Transport and thermoelectric properties of penta-Sb2X monolayers

Thermoelectrics enable direct conversion between heat and electricity, with broad implications for energy and nano-technologies. A key challenge is improving the efficiency of devices, which depends on improved thermoelectric materials. Here we investigate the novel penta-Sb2X (X = Si, Ge, Sn) 2D materials as potential thermoelectrics, using first-principles methods and Boltzmann transport theory. All the three monolayer structures are semiconducting. Sb2Si is found to have excellent electric conductivity with high electron mobility of 4010 cm(2) V-1 s(-1).
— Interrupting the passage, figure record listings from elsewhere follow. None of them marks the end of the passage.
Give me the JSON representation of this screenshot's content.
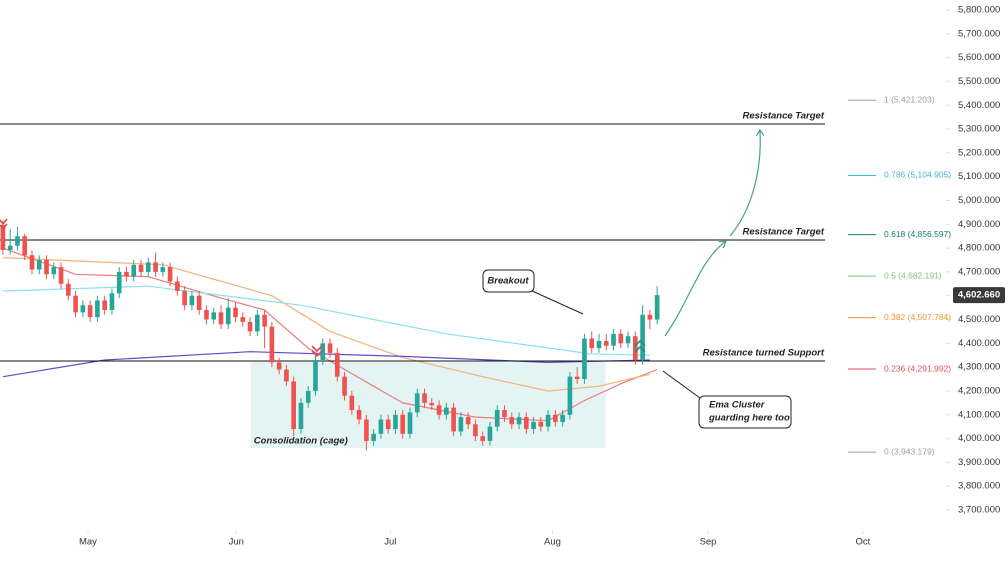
{
  "chart_data": {
    "type": "candlestick",
    "xlim": [
      -0.4,
      129.6
    ],
    "xticks": [
      {
        "value": 11.7,
        "label": "May"
      },
      {
        "value": 32.1,
        "label": "Jun"
      },
      {
        "value": 53.3,
        "label": "Jul"
      },
      {
        "value": 75.6,
        "label": "Aug"
      },
      {
        "value": 97,
        "label": "Sep"
      },
      {
        "value": 118.3,
        "label": "Oct"
      }
    ],
    "ylim": [
      3616,
      5842
    ],
    "yticks": [
      {
        "value": 3700,
        "label": "3,700.000"
      },
      {
        "value": 3800,
        "label": "3,800.000"
      },
      {
        "value": 3900,
        "label": "3,900.000"
      },
      {
        "value": 4000,
        "label": "4,000.000"
      },
      {
        "value": 4100,
        "label": "4,100.000"
      },
      {
        "value": 4200,
        "label": "4,200.000"
      },
      {
        "value": 4300,
        "label": "4,300.000"
      },
      {
        "value": 4400,
        "label": "4,400.000"
      },
      {
        "value": 4500,
        "label": "4,500.000"
      },
      {
        "value": 4600,
        "label": "4,600.000"
      },
      {
        "value": 4700,
        "label": "4,700.000"
      },
      {
        "value": 4800,
        "label": "4,800.000"
      },
      {
        "value": 4900,
        "label": "4,900.000"
      },
      {
        "value": 5000,
        "label": "5,000.000"
      },
      {
        "value": 5100,
        "label": "5,100.000"
      },
      {
        "value": 5200,
        "label": "5,200.000"
      },
      {
        "value": 5300,
        "label": "5,300.000"
      },
      {
        "value": 5400,
        "label": "5,400.000"
      },
      {
        "value": 5500,
        "label": "5,500.000"
      },
      {
        "value": 5600,
        "label": "5,600.000"
      },
      {
        "value": 5700,
        "label": "5,700.000"
      },
      {
        "value": 5800,
        "label": "5,800.000"
      }
    ],
    "grid": false,
    "up_color": "#26a69a",
    "down_color": "#ef5350",
    "open": [
      4897,
      4792,
      4810,
      4850,
      4770,
      4710,
      4750,
      4690,
      4720,
      4650,
      4600,
      4530,
      4560,
      4510,
      4580,
      4540,
      4610,
      4700,
      4680,
      4730,
      4700,
      4740,
      4700,
      4720,
      4660,
      4620,
      4560,
      4600,
      4540,
      4500,
      4530,
      4480,
      4550,
      4510,
      4490,
      4450,
      4520,
      4470,
      4320,
      4290,
      4240,
      4040,
      4150,
      4200,
      4330,
      4400,
      4360,
      4260,
      4180,
      4120,
      4080,
      3990,
      4020,
      4080,
      4040,
      4100,
      4020,
      4110,
      4190,
      4150,
      4140,
      4100,
      4130,
      4030,
      4090,
      4060,
      4010,
      3990,
      4050,
      4120,
      4090,
      4060,
      4090,
      4040,
      4070,
      4050,
      4100,
      4070,
      4100,
      4260,
      4250,
      4420,
      4380,
      4410,
      4390,
      4440,
      4400,
      4430,
      4330,
      4520,
      4500
    ],
    "high": [
      4917,
      4880,
      4890,
      4860,
      4790,
      4770,
      4770,
      4740,
      4740,
      4670,
      4620,
      4580,
      4580,
      4600,
      4600,
      4630,
      4720,
      4720,
      4750,
      4750,
      4760,
      4780,
      4740,
      4740,
      4680,
      4640,
      4620,
      4620,
      4560,
      4550,
      4560,
      4590,
      4570,
      4530,
      4510,
      4540,
      4540,
      4490,
      4340,
      4310,
      4260,
      4170,
      4220,
      4350,
      4420,
      4420,
      4380,
      4280,
      4200,
      4140,
      4100,
      4040,
      4100,
      4100,
      4120,
      4120,
      4130,
      4210,
      4210,
      4170,
      4160,
      4150,
      4150,
      4110,
      4110,
      4080,
      4030,
      4070,
      4140,
      4140,
      4110,
      4110,
      4110,
      4090,
      4090,
      4120,
      4120,
      4120,
      4280,
      4300,
      4440,
      4450,
      4440,
      4440,
      4460,
      4460,
      4450,
      4450,
      4560,
      4540,
      4640
    ],
    "low": [
      4772,
      4772,
      4790,
      4750,
      4690,
      4690,
      4670,
      4670,
      4630,
      4580,
      4510,
      4510,
      4490,
      4490,
      4520,
      4520,
      4590,
      4660,
      4660,
      4680,
      4680,
      4680,
      4680,
      4640,
      4600,
      4540,
      4540,
      4520,
      4480,
      4480,
      4460,
      4460,
      4490,
      4470,
      4430,
      4430,
      4380,
      4300,
      4270,
      4220,
      4010,
      4020,
      4130,
      4180,
      4310,
      4340,
      4240,
      4160,
      4100,
      4060,
      3950,
      3970,
      4000,
      4020,
      4020,
      4000,
      4000,
      4090,
      4130,
      4120,
      4080,
      4080,
      4010,
      4010,
      4040,
      3990,
      3970,
      3970,
      4030,
      4070,
      4040,
      4040,
      4020,
      4020,
      4030,
      4030,
      4050,
      4050,
      4080,
      4230,
      4230,
      4360,
      4360,
      4370,
      4370,
      4380,
      4380,
      4310,
      4310,
      4460,
      4480
    ],
    "close": [
      4792,
      4810,
      4850,
      4770,
      4710,
      4750,
      4690,
      4720,
      4650,
      4600,
      4530,
      4560,
      4510,
      4580,
      4540,
      4610,
      4700,
      4680,
      4730,
      4700,
      4740,
      4700,
      4720,
      4660,
      4620,
      4560,
      4600,
      4540,
      4500,
      4530,
      4480,
      4550,
      4510,
      4490,
      4450,
      4520,
      4470,
      4320,
      4290,
      4240,
      4040,
      4150,
      4200,
      4330,
      4400,
      4360,
      4260,
      4180,
      4120,
      4080,
      3990,
      4020,
      4080,
      4040,
      4100,
      4020,
      4110,
      4190,
      4150,
      4140,
      4100,
      4130,
      4030,
      4090,
      4060,
      4010,
      3990,
      4050,
      4120,
      4090,
      4060,
      4090,
      4040,
      4070,
      4050,
      4100,
      4070,
      4100,
      4260,
      4250,
      4420,
      4380,
      4410,
      4390,
      4440,
      4400,
      4430,
      4330,
      4520,
      4500,
      4602.66
    ],
    "ema": [
      {
        "color": "#f07a80",
        "x": [
          0,
          10,
          20,
          30,
          36,
          42,
          47,
          55,
          65,
          75,
          80,
          85,
          90
        ],
        "values": [
          4800,
          4690,
          4680,
          4590,
          4540,
          4380,
          4290,
          4150,
          4090,
          4075,
          4160,
          4230,
          4290
        ]
      },
      {
        "color": "#f5b07a",
        "x": [
          0,
          22,
          37,
          45,
          55,
          66,
          75,
          82,
          89
        ],
        "values": [
          4760,
          4730,
          4600,
          4450,
          4340,
          4260,
          4200,
          4220,
          4270
        ]
      },
      {
        "color": "#8ddfee",
        "x": [
          0,
          20,
          41,
          61,
          81,
          89
        ],
        "values": [
          4620,
          4640,
          4560,
          4440,
          4355,
          4350
        ]
      },
      {
        "color": "#5a50c8",
        "x": [
          0,
          14,
          34,
          55,
          75,
          89
        ],
        "values": [
          4260,
          4330,
          4365,
          4345,
          4320,
          4330
        ]
      }
    ],
    "levels": [
      {
        "label": "Resistance Target",
        "value": 5321
      },
      {
        "label": "Resistance Target",
        "value": 4834
      },
      {
        "label": "Resistance turned Support",
        "value": 4326
      }
    ],
    "fib_levels": [
      {
        "label": "1 (5,421.203)",
        "value": 5421.203,
        "color": "#9e9e9e"
      },
      {
        "label": "0.786 (5,104.905)",
        "value": 5104.905,
        "color": "#3fb6d8"
      },
      {
        "label": "0.618 (4,856.597)",
        "value": 4856.597,
        "color": "#0f7f6e"
      },
      {
        "label": "0.5 (4,682.191)",
        "value": 4682.191,
        "color": "#7cc67c"
      },
      {
        "label": "0.382 (4,507.784)",
        "value": 4507.784,
        "color": "#f0962a"
      },
      {
        "label": "0.236 (4,291.992)",
        "value": 4291.992,
        "color": "#e0525a"
      },
      {
        "label": "0 (3,943.179)",
        "value": 3943.179,
        "color": "#9e9e9e"
      }
    ],
    "zone": {
      "label": "Consolidation (cage)",
      "x": [
        34.1,
        82.9
      ],
      "y": [
        3960,
        4322
      ]
    },
    "last_price": {
      "value": 4602.66,
      "label": "4,602.660"
    },
    "annotations": {
      "breakout": "Breakout",
      "ema_cluster": [
        "Ema Cluster",
        "guarding here too"
      ]
    }
  }
}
Sb2Ge and Sb2Sn have very low lattice thermal conductivity of 2.34 and 0.94 W m(-1) K-1. Optimization of the carrier concentration leads to high estimated values of the figure of merit, ZT. We predict the ZT of n-type Sb2Si to be as high as 4.38, while the ZT values of p-type Sb2Ge and Sb2Sn at 700 K are up to 7.37 and 8.0. These results suggest experimental investigation of the semiconducting and thermoelectric properties of these monolayers.

Automated summary

It is found that the novel penta-Sb2X (X = Si, Ge, Sn) 2D materials exhibit excellent thermoelectric properties, which can improve the efficiency of thermoelectric devices. Sb2Si shows remarkable electrical conductivity and electron mobility, while Sb2Ge and Sb2Sn have low lattice thermal conductivity. Optimized carrier concentration leads to high values of the figure of merit, ZT. Experimental investigation of the semiconducting and thermoelectric properties of these materials is suggested.